Mommy Love
My children are incredible. I say so in my sidebar. I wink though because I know everyone thinks their children are the ultimate. They would be wrong. That would be MY children. I am truly blessed when it comes to children.
My sister said often when I would compliment her on the newest pictures of my niece or nephew, that she didn’t know how she got such beautiful children, same thing when I would congratulate her on some accomplishment of her. Typical woman socialized to reply to compliments by some sort of reassure me thing. This irritated me. Surely, I didn’t need to say something here. I think though she meant, what mommies often mean when they half-proudly/half-embarrassedly fuss over their children, that nothing compares to something so awesome coming from your body.

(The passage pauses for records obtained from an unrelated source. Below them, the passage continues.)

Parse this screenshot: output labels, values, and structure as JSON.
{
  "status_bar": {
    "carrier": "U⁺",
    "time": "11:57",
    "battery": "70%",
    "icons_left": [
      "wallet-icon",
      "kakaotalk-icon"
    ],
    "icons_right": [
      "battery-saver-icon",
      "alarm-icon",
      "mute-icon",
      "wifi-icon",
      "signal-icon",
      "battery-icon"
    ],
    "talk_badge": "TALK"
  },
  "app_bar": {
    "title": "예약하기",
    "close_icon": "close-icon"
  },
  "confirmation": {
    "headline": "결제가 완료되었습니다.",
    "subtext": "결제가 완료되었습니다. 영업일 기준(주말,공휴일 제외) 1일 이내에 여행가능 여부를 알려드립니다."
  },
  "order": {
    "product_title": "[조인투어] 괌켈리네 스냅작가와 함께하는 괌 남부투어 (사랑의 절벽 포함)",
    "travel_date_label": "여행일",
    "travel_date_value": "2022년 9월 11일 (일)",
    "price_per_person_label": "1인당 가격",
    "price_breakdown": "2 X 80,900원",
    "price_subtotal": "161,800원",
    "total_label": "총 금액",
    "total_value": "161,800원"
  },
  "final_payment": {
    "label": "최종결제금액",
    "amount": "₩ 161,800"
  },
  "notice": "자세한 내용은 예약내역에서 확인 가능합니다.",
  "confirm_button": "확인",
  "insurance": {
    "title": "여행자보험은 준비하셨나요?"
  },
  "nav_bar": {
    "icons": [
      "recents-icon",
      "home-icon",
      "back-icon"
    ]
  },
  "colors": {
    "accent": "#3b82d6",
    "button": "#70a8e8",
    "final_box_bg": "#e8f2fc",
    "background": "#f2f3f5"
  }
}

It seemed perfectly expected that I would have exceptional children. I knew from the time of conception that these babies truly were special. I didn't expect the total awe-inspiringness of them.

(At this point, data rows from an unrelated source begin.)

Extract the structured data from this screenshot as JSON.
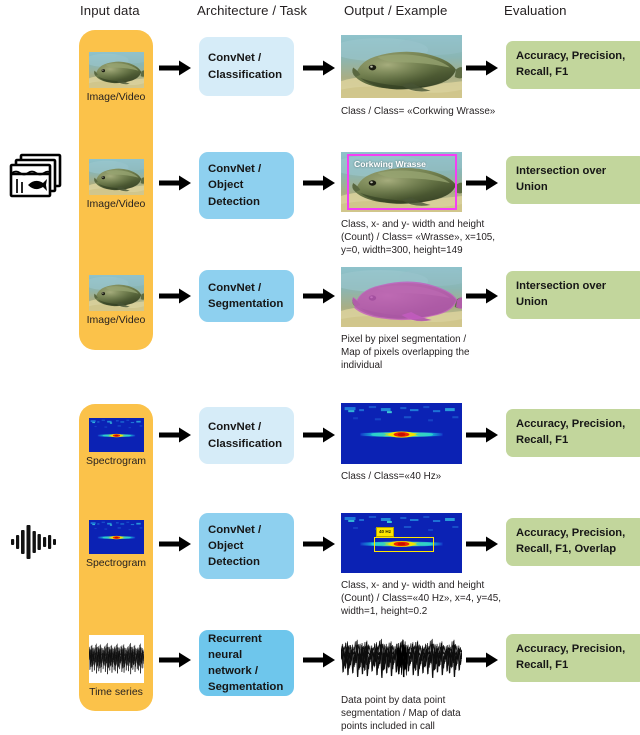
{
  "headers": [
    {
      "label": "Input data"
    },
    {
      "label": "Architecture / Task"
    },
    {
      "label": "Output / Example"
    },
    {
      "label": "Evaluation"
    }
  ],
  "modalities": [
    {
      "icon": "video-frames-fish-icon",
      "label": "video / image stack"
    },
    {
      "icon": "audio-waveform-icon",
      "label": "audio waveform"
    }
  ],
  "rows": [
    {
      "input_label": "Image/Video",
      "input_thumb": "fish-photo-thumbnail",
      "arch_label": "ConvNet /\nClassification",
      "arch_color": "#d6ecf8",
      "output_thumb": "fish-photo-output",
      "output_caption": "Class / Class= «Corkwing Wrasse»",
      "eval_label": "Accuracy, Precision,\nRecall, F1",
      "overlay": {
        "type": "none"
      }
    },
    {
      "input_label": "Image/Video",
      "input_thumb": "fish-photo-thumbnail",
      "arch_label": "ConvNet /\nObject\nDetection",
      "arch_color": "#8ed0ef",
      "output_thumb": "fish-photo-output-bbox",
      "output_caption": "Class, x- and y- width and height\n(Count) / Class= «Wrasse», x=105,\ny=0, width=300, height=149",
      "eval_label": "Intersection over\nUnion",
      "overlay": {
        "type": "bbox-magenta",
        "label": "Corkwing Wrasse"
      }
    },
    {
      "input_label": "Image/Video",
      "input_thumb": "fish-photo-thumbnail",
      "arch_label": "ConvNet /\nSegmentation",
      "arch_color": "#8ed0ef",
      "output_thumb": "fish-photo-output-mask",
      "output_caption": "Pixel by pixel segmentation /\nMap of pixels overlapping the\nindividual",
      "eval_label": "Intersection over\nUnion",
      "overlay": {
        "type": "segmentation-mask",
        "color": "#c35cc0"
      }
    },
    {
      "input_label": "Spectrogram",
      "input_thumb": "spectrogram-thumbnail",
      "arch_label": "ConvNet /\nClassification",
      "arch_color": "#d6ecf8",
      "output_thumb": "spectrogram-output",
      "output_caption": "Class / Class=«40 Hz»",
      "eval_label": "Accuracy, Precision,\nRecall, F1",
      "overlay": {
        "type": "none"
      }
    },
    {
      "input_label": "Spectrogram",
      "input_thumb": "spectrogram-thumbnail",
      "arch_label": "ConvNet /\nObject\nDetection",
      "arch_color": "#8ed0ef",
      "output_thumb": "spectrogram-output-bbox",
      "output_caption": "Class, x- and y- width and height\n(Count) / Class=«40 Hz», x=4, y=45,\nwidth=1, height=0.2",
      "eval_label": "Accuracy, Precision,\nRecall, F1, Overlap",
      "overlay": {
        "type": "bbox-yellow",
        "label": "40 Hz"
      }
    },
    {
      "input_label": "Time series",
      "input_thumb": "timeseries-thumbnail",
      "arch_label": "Recurrent neural\nnetwork /\nSegmentation",
      "arch_color": "#6ec6ec",
      "output_thumb": "timeseries-output",
      "output_caption": "Data point by data point\nsegmentation / Map of data\npoints included in call",
      "eval_label": "Accuracy, Precision,\nRecall, F1",
      "overlay": {
        "type": "timeseries-highlight",
        "color": "#ee1b24"
      }
    }
  ],
  "colors": {
    "input_column": "#fbc24a",
    "arch_light": "#d6ecf8",
    "arch_mid": "#8ed0ef",
    "arch_strong": "#6ec6ec",
    "evaluation": "#c2d69c",
    "bbox_magenta": "#f43ff4",
    "bbox_yellow": "#ffe600",
    "mask_magenta": "#c35cc0",
    "highlight_red": "#ee1b24",
    "arrow": "#000000"
  }
}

I could enumerate their virtues from now until the cows come home and then keep on going. How do I love thee…let me count the ways.
I don’t love them for these virtues. I don’t love them for any single aspect of their personality or groups of those. I certainly more than appreciate these things. Instead, I love them for that entire imperfect, perfect whole that is each of my children. I love them for exactly who they are and who they want to be. I want to know them. I want them to know me.

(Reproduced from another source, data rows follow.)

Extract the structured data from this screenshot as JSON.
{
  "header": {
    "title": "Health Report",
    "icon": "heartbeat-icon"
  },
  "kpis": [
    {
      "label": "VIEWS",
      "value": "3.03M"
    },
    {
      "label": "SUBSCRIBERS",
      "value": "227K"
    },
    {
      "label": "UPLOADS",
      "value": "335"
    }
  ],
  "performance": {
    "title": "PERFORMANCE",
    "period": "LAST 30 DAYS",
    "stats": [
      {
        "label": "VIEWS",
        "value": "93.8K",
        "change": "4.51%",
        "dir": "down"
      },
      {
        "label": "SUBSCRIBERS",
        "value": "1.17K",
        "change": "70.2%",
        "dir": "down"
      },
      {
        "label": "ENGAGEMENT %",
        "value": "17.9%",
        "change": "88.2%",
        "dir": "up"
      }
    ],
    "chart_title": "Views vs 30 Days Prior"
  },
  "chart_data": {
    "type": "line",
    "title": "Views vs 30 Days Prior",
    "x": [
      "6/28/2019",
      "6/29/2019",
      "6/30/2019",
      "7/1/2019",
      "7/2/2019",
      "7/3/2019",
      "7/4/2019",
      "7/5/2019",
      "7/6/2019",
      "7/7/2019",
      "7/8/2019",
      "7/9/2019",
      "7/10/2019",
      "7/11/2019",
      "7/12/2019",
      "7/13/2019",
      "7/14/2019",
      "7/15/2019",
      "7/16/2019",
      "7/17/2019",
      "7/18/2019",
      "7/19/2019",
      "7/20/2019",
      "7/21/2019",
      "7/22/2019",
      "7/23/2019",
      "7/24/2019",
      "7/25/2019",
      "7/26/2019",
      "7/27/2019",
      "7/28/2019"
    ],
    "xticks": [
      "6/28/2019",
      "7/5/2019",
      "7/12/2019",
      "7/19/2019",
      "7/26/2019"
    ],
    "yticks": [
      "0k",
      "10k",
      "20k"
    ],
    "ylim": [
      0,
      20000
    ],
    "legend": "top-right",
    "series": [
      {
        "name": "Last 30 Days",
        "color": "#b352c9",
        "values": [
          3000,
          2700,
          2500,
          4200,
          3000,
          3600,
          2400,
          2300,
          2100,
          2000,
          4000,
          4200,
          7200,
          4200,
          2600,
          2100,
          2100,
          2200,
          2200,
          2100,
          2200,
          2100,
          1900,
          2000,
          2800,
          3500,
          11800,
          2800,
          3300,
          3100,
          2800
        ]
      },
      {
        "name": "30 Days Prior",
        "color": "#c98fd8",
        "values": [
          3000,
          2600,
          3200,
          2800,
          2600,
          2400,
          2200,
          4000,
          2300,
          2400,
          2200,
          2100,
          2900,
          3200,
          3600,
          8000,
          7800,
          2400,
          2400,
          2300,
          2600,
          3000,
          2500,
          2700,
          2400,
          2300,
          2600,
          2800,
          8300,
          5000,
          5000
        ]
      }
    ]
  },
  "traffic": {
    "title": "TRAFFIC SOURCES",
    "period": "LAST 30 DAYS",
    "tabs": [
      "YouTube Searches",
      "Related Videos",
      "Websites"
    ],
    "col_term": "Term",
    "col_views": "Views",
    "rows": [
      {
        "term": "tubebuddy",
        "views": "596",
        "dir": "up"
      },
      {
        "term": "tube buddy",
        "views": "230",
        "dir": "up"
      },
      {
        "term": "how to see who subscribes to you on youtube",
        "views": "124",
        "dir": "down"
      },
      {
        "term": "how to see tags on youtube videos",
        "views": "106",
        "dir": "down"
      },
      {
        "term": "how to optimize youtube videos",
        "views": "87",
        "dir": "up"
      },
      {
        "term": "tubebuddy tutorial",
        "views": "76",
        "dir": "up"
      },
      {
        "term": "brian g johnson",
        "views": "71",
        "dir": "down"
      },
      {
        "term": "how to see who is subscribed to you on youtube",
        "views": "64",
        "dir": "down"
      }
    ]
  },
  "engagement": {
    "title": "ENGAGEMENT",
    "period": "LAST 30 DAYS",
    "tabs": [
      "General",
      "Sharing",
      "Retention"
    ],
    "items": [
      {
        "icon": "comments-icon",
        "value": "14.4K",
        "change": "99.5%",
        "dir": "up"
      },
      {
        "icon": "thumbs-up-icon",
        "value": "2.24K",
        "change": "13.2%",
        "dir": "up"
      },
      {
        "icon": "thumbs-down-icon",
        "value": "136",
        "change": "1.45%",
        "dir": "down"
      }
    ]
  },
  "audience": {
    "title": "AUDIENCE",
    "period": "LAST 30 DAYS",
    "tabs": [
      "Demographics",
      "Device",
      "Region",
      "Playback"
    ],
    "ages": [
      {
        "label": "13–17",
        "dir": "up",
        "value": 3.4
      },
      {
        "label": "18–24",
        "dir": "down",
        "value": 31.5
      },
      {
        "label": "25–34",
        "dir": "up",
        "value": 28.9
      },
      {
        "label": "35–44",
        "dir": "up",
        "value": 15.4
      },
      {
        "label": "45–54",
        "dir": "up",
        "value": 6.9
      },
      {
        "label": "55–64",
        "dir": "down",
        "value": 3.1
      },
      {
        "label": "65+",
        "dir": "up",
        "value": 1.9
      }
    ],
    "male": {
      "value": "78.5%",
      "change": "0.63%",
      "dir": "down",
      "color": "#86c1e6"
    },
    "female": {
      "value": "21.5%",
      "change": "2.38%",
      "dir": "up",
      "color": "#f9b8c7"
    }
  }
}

I suppose, I could ramble about those things on this Valentine’s Day. In thinking of a valentine for my babies, I considered doing just that. The thing I want to say is not only do I love them with intensity, deeply, achingly, forever and for always, anything, anywhere, and all those other love songs, which sing to me of mommy love, I love them at every MOMENT.
Maybe that takes some explanation….you see, I once believed I knew about loving kids. I grew up loving babies and toddlers. I was the girl who though she hated dolls, loved babysitting. I cared for and loved other people’s children through college and beyond. I still love holding babies. I find them irresistible. I love watching, playing, being with and cuddling toddlers. Fifteen years ago, I would have told you that 8 month olds were my favorite age.
I know different now. Now, I know the strange mix of loving every moment as it comes and missing the ones that have gone. I can’t really point to an age and say I am glad they aren’t that age anymore. I can’t point and say I wish they wouldn’t be this age or that age or stage or whatever. Every age is my favorite age.
I believed people when they would tell me, as I recited the litany of sick baby/giant toddler mess/no sleep/sore breasts/12,000-months pregnant woes that mommies always communicate, that I should treasure it because I would miss it. I believed them at the same time I wanted to say “Calgon, take me away.” I knew I would.
I wish more people had said, “Treasure these moments because they are fleeting, but know that every day, every year, will bring new moments that you will want to hang onto forever.” In any case, I doubt I will ever cease feeling the awe and wonder that these children are mine to love, mine to know.